– Тише, Галочка… тише, прошу тебя.

Она не унималась, и я совершенно потерялся. Не знал, что делать. Побежал вдруг за коньяком.

– Выпей, Галька.

Я ее тряс:

– Галька! Галька!

Я влил ей полстакана силой. Я сидел возле нее на полу и успокаивал. Галька понемногу приходила в себя. А я держал бутылку за горло – и тупо размышлял: долить ее водой или уже не доливать.

* * *

Я ее провожал. До самого дома.

Под ногами шуршали листья. Листья на асфальте. А Галька говорила в носовой платок:

– Мне надо подумать, как жить дальше.

Теперь она малость подыгрывала самой себе. Говорила слышанными где-то словами. Вот тогда, когда сидела на полу, она действительно была растеряна. Действительно не все понимала. Галька моя.

В их парадном, расставаясь, мы спугнули парочку. Парочка почти окаменела. Обычное дело. Осень.

Я брел по улицам и думал о том, как я буду увозить Гальку. И как ее у нас встретят… Наконец я очнулся: мать честная, куда ж это я забрел! Какие-то дома. Темные громады. И холодно, и ветер. Москва родная, нет тебя дороже. В смысле денег. В том смысле, что никто ночевать не пустит. Это тебе не кукуевские степи.

Я шмыгнул в метро и быстренько доехал до Курского вокзала. Очень люблю Курский. Я сел на подвернувшееся место и стал дремать. Сосед слева тут же попытался приладить голову на моем плече. Неподалеку гнездились цыгане. Но я не беспокоился, мой самораскрывающийся чемодан был пристроен у Бученкова.

Я подремывал и улыбался. Галька. Радость моя. Любовь моя. Улыбка моя. Ну, и все остальное тоже.

Когда я засыпал, я обычно думал либо о Гальке, либо о том, как спасти мир. Но в эту ночь я, конечно же, думал о ней.

Глава 3

Небо было светлое и ясное, как над среднерусским полем. Или над степью. И кажется, если вдруг оглянешься – будет пустота, ковыль, кони без седел. И небольшие круглые горки.

Но ничего этого не было и в помине. Город – и лишь дома, дома, дома. Башни. Глядятся как кубики, но тоже любопытно, и тоже манит к себе – люблю утро. Где б ни случилось.

* * *

Но это не значит, что утро любит меня. Утро началось скверно. Едва я явился, меня встретил начлаб – перехватил в коридоре. Хрен лысый.
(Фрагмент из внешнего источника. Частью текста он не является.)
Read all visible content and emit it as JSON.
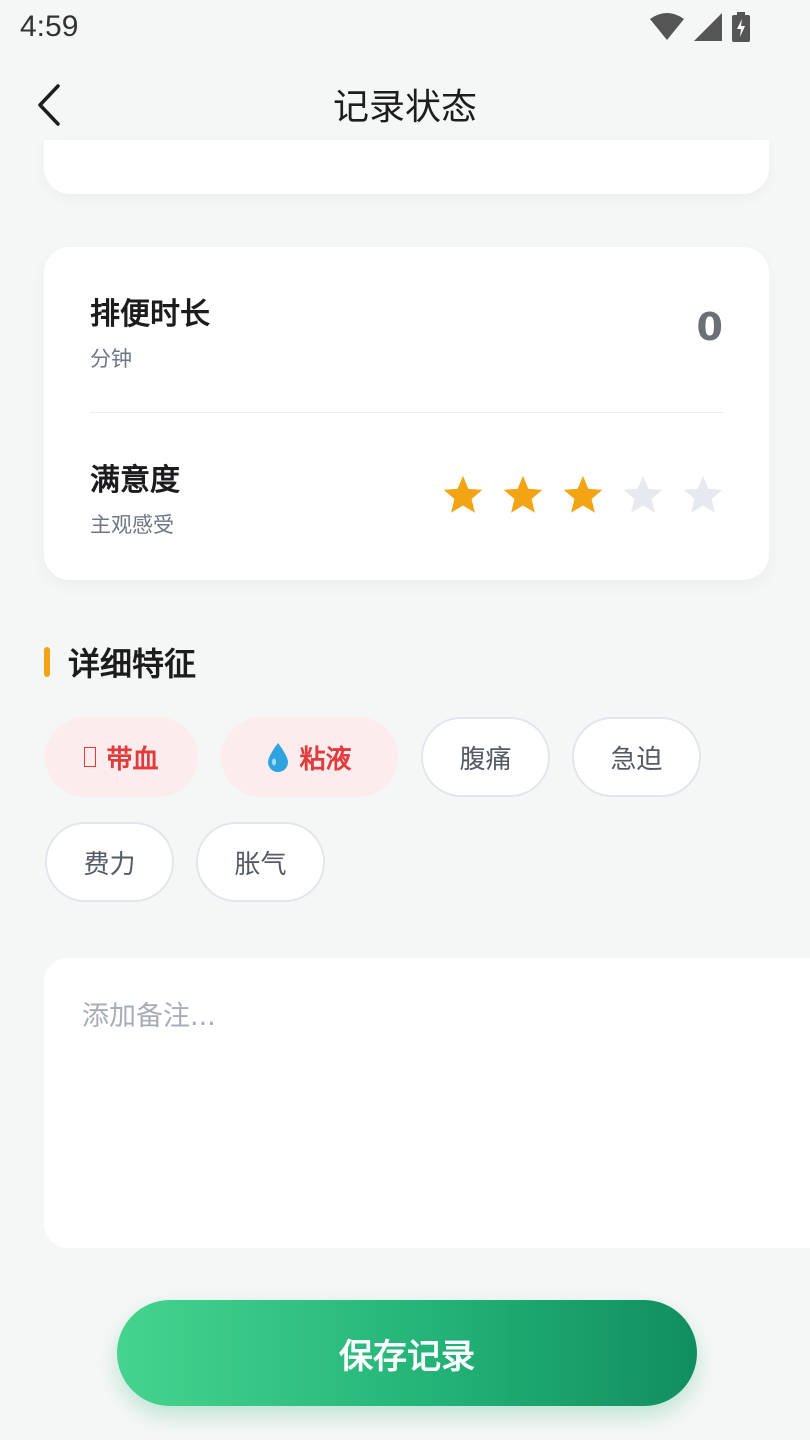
{
  "status_bar": {
    "time": "4:59"
  },
  "nav": {
    "title": "记录状态"
  },
  "duration": {
    "title": "排便时长",
    "unit": "分钟",
    "value": "0"
  },
  "satisfaction": {
    "title": "满意度",
    "subtitle": "主观感受",
    "rating": 3,
    "max": 5
  },
  "details": {
    "title": "详细特征",
    "tags": [
      {
        "label": "带血",
        "icon": "blood-icon",
        "active": true
      },
      {
        "label": "粘液",
        "icon": "water-drop-icon",
        "active": true
      },
      {
        "label": "腹痛",
        "active": false
      },
      {
        "label": "急迫",
        "active": false
      },
      {
        "label": "费力",
        "active": false
      },
      {
        "label": "胀气",
        "active": false
      }
    ]
  },
  "notes": {
    "placeholder": "添加备注..."
  },
  "save_button": {
    "label": "保存记录"
  },
  "colors": {
    "accent": "#23b378",
    "star_on": "#f2a414",
    "star_off": "#e6e9ef",
    "tag_active": "#e13b3b"
  }
}
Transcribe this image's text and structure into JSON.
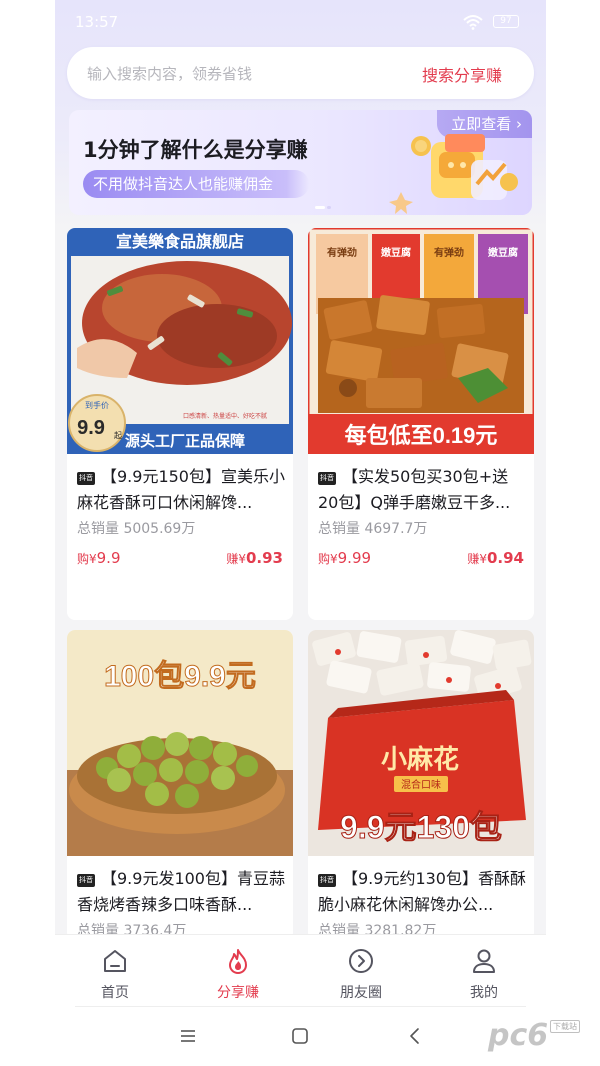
{
  "status_bar": {
    "time": "13:57",
    "battery": "97"
  },
  "search": {
    "placeholder": "输入搜索内容，领券省钱",
    "button": "搜索分享赚"
  },
  "banner": {
    "title": "1分钟了解什么是分享赚",
    "subtitle": "不用做抖音达人也能赚佣金",
    "view_button": "立即查看 ›"
  },
  "products": [
    {
      "platform": "抖音",
      "store_title": "宣美樂食品旗舰店",
      "badge_top": "到手价",
      "badge_price": "9.9",
      "badge_suffix": "起",
      "strip_text": "源头工厂正品保障",
      "small_caption": "口感清新、热量适中、好吃不腻",
      "name": "【9.9元150包】宣美乐小麻花香酥可口休闲解馋...",
      "sales": "总销量 5005.69万",
      "price_prefix": "购¥",
      "price": "9.9",
      "earn_prefix": "赚¥",
      "earn": "0.93"
    },
    {
      "platform": "抖音",
      "packet_labels": [
        "有弹劲",
        "嫩豆腐",
        "有弹劲",
        "嫩豆腐"
      ],
      "banner_text": "每包低至0.19元",
      "name": "【实发50包买30包+送20包】Q弹手磨嫩豆干多...",
      "sales": "总销量 4697.7万",
      "price_prefix": "购¥",
      "price": "9.99",
      "earn_prefix": "赚¥",
      "earn": "0.94"
    },
    {
      "platform": "抖音",
      "overlay_text": "100包9.9元",
      "name": "【9.9元发100包】青豆蒜香烧烤香辣多口味香酥...",
      "sales": "总销量 3736.4万"
    },
    {
      "platform": "抖音",
      "box_text": "小麻花",
      "box_subtext": "混合口味",
      "overlay_text": "9.9元130包",
      "name": "【9.9元约130包】香酥酥脆小麻花休闲解馋办公...",
      "sales": "总销量 3281.82万"
    }
  ],
  "nav": [
    {
      "label": "首页",
      "icon": "home-icon",
      "active": false
    },
    {
      "label": "分享赚",
      "icon": "flame-icon",
      "active": true
    },
    {
      "label": "朋友圈",
      "icon": "moments-icon",
      "active": false
    },
    {
      "label": "我的",
      "icon": "profile-icon",
      "active": false
    }
  ],
  "watermark": {
    "text": "pc6",
    "small": "下载站"
  },
  "colors": {
    "accent": "#e33c4e",
    "banner_purple": "#9a8bf2",
    "store_blue": "#2f63b8"
  }
}
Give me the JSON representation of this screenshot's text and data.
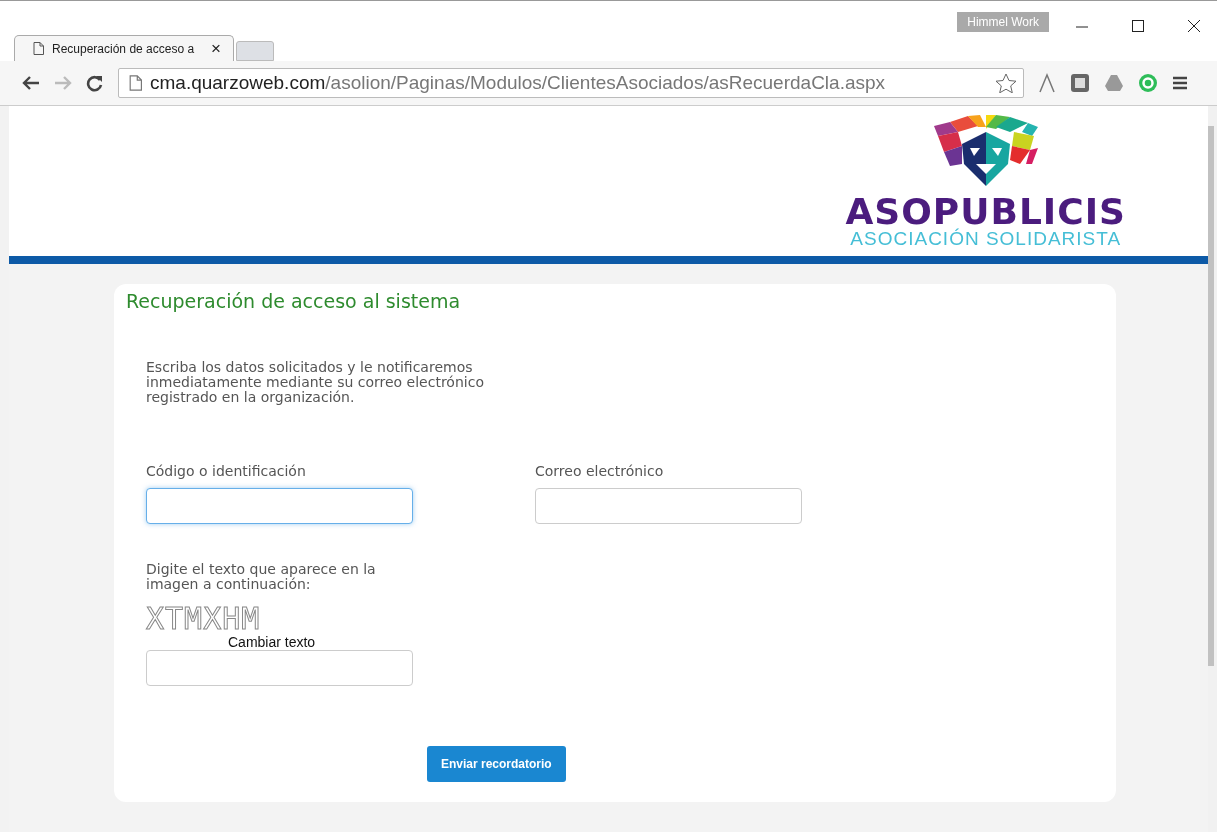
{
  "window": {
    "profile": "Himmel Work"
  },
  "tabs": [
    {
      "title": "Recuperación de acceso a",
      "close": "×",
      "selected": true
    }
  ],
  "address_bar": {
    "domain": "cma.quarzoweb.com",
    "path": "/asolion/Paginas/Modulos/ClientesAsociados/asRecuerdaCla.aspx"
  },
  "header": {
    "brand": "ASOPUBLICIS",
    "tagline": "ASOCIACIÓN SOLIDARISTA"
  },
  "form": {
    "title": "Recuperación de acceso al sistema",
    "intro": "Escriba los datos solicitados y le notificaremos inmediatamente mediante su correo electrónico registrado en la organización.",
    "fields": [
      {
        "label": "Código o identificación",
        "focused": true
      },
      {
        "label": "Correo electrónico",
        "focused": false
      }
    ],
    "captcha_label": "Digite el texto que aparece en la imagen a continuación:",
    "captcha_text": "XTMXHM",
    "captcha_link": "Cambiar texto",
    "captcha_field": {
      "focused": false
    },
    "submit": "Enviar recordatorio"
  }
}
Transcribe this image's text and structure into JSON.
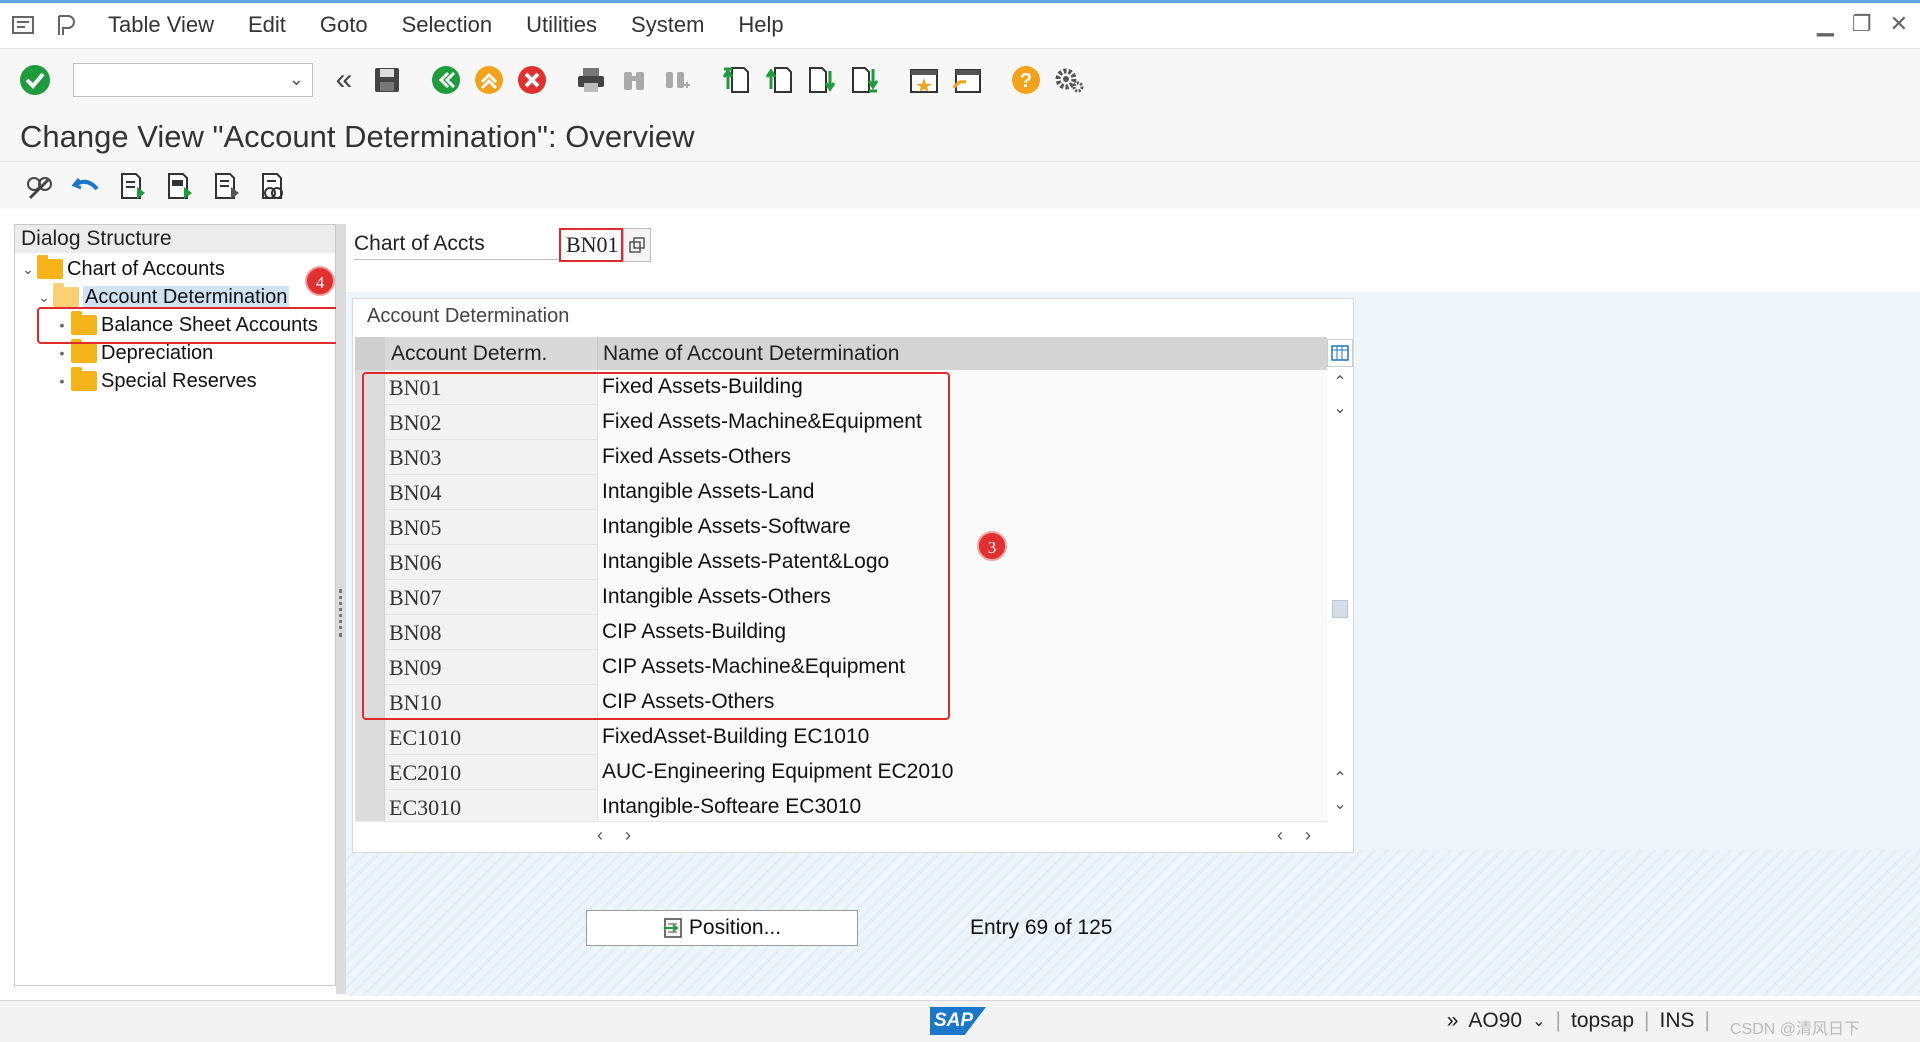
{
  "menubar": {
    "items": [
      "Table View",
      "Edit",
      "Goto",
      "Selection",
      "Utilities",
      "System",
      "Help"
    ]
  },
  "toolbar": {
    "command_field_value": ""
  },
  "title": "Change View \"Account Determination\": Overview",
  "dialog_structure": {
    "header": "Dialog Structure",
    "items": [
      {
        "label": "Chart of Accounts",
        "level": 0,
        "expanded": true
      },
      {
        "label": "Account Determination",
        "level": 1,
        "expanded": true
      },
      {
        "label": "Balance Sheet Accounts",
        "level": 2,
        "selected": true
      },
      {
        "label": "Depreciation",
        "level": 2
      },
      {
        "label": "Special Reserves",
        "level": 2
      }
    ]
  },
  "chart_of_accounts": {
    "label": "Chart of Accts",
    "value": "BN01"
  },
  "table": {
    "caption": "Account Determination",
    "columns": [
      "Account Determ.",
      "Name of Account Determination"
    ],
    "rows": [
      {
        "code": "BN01",
        "name": "Fixed Assets-Building"
      },
      {
        "code": "BN02",
        "name": "Fixed Assets-Machine&Equipment"
      },
      {
        "code": "BN03",
        "name": "Fixed Assets-Others"
      },
      {
        "code": "BN04",
        "name": "Intangible Assets-Land"
      },
      {
        "code": "BN05",
        "name": "Intangible Assets-Software"
      },
      {
        "code": "BN06",
        "name": "Intangible Assets-Patent&Logo"
      },
      {
        "code": "BN07",
        "name": "Intangible Assets-Others"
      },
      {
        "code": "BN08",
        "name": "CIP Assets-Building"
      },
      {
        "code": "BN09",
        "name": "CIP Assets-Machine&Equipment"
      },
      {
        "code": "BN10",
        "name": "CIP Assets-Others"
      },
      {
        "code": "EC1010",
        "name": "FixedAsset-Building EC1010"
      },
      {
        "code": "EC2010",
        "name": "AUC-Engineering Equipment EC2010"
      },
      {
        "code": "EC3010",
        "name": "Intangible-Softeare EC3010"
      }
    ]
  },
  "annotations": {
    "badge_table": "3",
    "badge_tree": "4"
  },
  "footer": {
    "position_button": "Position...",
    "entry_text": "Entry 69 of 125"
  },
  "statusbar": {
    "logo": "SAP",
    "transaction": "AO90",
    "server": "topsap",
    "mode": "INS",
    "watermark": "CSDN @清风日下"
  },
  "colors": {
    "accent_blue": "#1b77c9",
    "highlight_red": "#e02b2b",
    "folder": "#f6b418",
    "ok_green": "#1e9b3a"
  }
}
И уже было ясно, что он специально меня поджидал.

– Убирайтесь! (Он был на «вы» даже в эту трудную для него минуту.) Вы не будете у меня работать!

И он пустил петуха на высокой ноте:

– Трепач несчастный. Вон!..

Я еще не понял, что случилось, но понял, что оно – непоправимое, потому что непоправимое всегда чувствуешь. Лысый начлаб раскусил орешек. Пронюхал – и уже знал, что я устроился сюда из-за Гальки. А не из-за его научного имени. Такое не прощают. Конец. И вдруг стало его жаль. Это ж какая насмешка. Жить в занюханной авосечной лаборатории, вкалывать, уже ни на что громкое не надеясь, и вдруг однажды услышать, что твое имя знают в кукуевских степях. Это ж был праздник. Второе рождение…

Он орал. А я говорил себе – подожди жалеть дядю, себя пожалей. О себе подумай. Чужая печаль кажется невыносимее, но ведь это только кажется.

– Минутку, – сказал я. – Дайте мне хоть слово вставить. И дайте мне хотя бы неделю поработать. Как говорится, испытательный срок.

– Испытательный?

– Ну да.

– Считайте, что вы его не выдержали.

– Почему?

А он повернулся и ушел.

* * *

Галька сидела, не поднимая головы. Будто бы уткнулась в чертежи. Будто занята. МНЕ НАДО ПОДУМАТЬ, КАК ЖИТЬ ДАЛЬШЕ.

На меня даже не глянула. Не подходи – было написано на лице. И гримаса боли, гримаса страдания. Да, изменила мужу. Но если ты сунешься вновь, я расцарапаю тебе всю рожу. Это тоже было написано.